The representation of SCs in IAS between 2018 and 2022 was only 7.6 per cent and that of OBCs was a mere 15.9 per cent, which is well below constitutional quotas of representation.
Academic Deliberate Exclusion
It is not an exception in the academic world. Even with the reservation policies, majority of the central universities cannot staff reserved faculty levels. These figures are indicting, 83 percent of ST professor positions, 80 percent of OBC and 64 percent of the SC posts are lying vacant. Among associate professors, the positions are almost as vacant 65 percent, 69 percent and 51 percent, ST/OBC/ SC respectively. This is not an oversight; this is a policy to have the academic elite upper caste dominated. The outcome is the system where the knowledge production and dissemination are confined to a minority who are ultimately silencing the voice of the marginalized.

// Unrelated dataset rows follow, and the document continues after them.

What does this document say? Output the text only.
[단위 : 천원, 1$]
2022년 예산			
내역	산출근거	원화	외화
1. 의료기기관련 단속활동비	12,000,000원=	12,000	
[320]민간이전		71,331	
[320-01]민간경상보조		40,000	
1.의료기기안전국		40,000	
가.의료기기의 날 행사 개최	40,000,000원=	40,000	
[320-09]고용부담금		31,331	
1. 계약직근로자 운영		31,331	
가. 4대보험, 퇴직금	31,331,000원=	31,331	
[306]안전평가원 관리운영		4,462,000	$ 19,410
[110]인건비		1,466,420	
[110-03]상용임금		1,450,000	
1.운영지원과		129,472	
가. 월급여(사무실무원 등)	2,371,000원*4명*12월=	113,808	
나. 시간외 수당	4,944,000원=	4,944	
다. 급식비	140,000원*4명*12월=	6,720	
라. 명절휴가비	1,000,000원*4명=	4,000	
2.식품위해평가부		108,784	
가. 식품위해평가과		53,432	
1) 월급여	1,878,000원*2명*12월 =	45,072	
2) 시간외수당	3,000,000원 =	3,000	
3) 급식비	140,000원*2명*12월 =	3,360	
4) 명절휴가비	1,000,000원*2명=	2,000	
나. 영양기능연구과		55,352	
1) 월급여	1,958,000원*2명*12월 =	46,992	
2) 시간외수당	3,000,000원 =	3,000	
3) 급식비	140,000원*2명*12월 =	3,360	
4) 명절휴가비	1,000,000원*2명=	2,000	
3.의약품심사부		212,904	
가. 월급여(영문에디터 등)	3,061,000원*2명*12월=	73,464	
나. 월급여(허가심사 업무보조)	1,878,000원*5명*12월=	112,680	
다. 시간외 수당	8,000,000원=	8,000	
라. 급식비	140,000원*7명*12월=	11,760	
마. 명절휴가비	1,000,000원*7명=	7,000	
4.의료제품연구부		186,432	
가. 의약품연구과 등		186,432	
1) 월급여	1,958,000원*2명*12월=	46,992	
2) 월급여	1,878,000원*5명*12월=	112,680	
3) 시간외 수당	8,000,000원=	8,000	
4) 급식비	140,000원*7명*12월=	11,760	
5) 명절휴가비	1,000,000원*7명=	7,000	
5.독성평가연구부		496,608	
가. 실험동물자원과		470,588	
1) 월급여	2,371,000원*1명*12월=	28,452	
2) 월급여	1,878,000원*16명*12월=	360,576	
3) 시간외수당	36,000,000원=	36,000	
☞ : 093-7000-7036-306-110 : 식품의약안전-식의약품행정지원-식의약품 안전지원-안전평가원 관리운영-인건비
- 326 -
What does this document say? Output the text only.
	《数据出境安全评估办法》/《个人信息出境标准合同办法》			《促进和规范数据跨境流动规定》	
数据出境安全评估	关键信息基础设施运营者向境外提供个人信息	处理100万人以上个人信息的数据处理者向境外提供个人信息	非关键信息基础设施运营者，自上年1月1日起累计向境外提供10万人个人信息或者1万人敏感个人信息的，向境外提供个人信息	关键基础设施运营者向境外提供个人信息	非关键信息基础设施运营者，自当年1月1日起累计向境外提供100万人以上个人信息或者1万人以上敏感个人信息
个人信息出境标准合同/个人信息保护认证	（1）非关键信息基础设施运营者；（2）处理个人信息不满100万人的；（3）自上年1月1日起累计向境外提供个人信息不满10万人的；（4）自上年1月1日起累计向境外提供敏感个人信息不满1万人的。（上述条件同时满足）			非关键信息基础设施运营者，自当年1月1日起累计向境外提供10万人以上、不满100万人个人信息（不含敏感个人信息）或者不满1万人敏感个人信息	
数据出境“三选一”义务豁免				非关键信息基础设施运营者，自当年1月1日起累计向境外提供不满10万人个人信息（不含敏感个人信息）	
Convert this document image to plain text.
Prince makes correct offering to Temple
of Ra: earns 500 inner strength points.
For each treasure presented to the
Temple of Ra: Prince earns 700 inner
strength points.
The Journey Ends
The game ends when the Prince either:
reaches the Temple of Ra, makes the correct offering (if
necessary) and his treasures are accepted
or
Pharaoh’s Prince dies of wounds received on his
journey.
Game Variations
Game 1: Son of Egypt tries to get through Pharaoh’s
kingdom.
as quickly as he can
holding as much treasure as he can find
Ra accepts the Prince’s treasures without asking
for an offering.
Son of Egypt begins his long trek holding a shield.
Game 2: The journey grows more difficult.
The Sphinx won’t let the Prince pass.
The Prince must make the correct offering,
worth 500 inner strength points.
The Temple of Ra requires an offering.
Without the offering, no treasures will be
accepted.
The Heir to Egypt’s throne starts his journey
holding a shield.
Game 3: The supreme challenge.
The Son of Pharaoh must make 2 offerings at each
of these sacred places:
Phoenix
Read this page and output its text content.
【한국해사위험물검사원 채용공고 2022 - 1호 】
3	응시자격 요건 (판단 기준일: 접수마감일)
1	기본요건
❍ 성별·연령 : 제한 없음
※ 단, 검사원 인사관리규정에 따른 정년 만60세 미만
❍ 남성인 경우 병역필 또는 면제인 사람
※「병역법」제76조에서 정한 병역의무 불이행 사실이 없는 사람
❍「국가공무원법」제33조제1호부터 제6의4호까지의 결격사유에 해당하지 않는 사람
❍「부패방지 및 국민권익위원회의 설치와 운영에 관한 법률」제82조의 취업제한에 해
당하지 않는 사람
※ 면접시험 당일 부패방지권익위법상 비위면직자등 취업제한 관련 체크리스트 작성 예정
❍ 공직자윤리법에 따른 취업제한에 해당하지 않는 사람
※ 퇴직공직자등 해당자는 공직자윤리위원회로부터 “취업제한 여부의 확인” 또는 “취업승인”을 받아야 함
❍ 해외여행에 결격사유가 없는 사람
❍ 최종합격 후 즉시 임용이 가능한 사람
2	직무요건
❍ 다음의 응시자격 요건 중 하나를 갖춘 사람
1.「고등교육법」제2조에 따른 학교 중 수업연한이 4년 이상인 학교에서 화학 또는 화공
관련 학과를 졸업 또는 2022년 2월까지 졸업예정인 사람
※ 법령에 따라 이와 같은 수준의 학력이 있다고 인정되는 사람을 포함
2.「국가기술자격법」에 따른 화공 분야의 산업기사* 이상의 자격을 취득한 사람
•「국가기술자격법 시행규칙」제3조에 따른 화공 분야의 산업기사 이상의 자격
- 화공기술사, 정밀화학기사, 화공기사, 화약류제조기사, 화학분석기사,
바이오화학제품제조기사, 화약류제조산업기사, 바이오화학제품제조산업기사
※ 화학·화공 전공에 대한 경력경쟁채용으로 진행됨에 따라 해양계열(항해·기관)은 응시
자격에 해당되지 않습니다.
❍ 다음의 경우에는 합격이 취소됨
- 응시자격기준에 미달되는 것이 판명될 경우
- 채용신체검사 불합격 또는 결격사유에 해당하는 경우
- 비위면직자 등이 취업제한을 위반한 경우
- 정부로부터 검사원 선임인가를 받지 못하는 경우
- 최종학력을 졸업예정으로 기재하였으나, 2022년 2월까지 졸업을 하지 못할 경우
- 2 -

With this direction, India is heading into a dangerous authority. With violence against the minorities increasing in magnitude and with institutions being accomplices or equally ignorant, the hope of equality and justice will continue to decline. Caste related violence, racialized and religious violence cannot be seen as anything outside the continuation of an organized and ideological enterprise of marginalization. To re-establish the constitutional values in India, the country will have to break the systems that endorse caste and religious dominance. This will go on until people take a stand and hold the injustice cycle in check.
Disclaimer: The views and opinions expressed in this article are exclusively those of the author and do not reflect the official stance, policies, or perspectives of the Platform.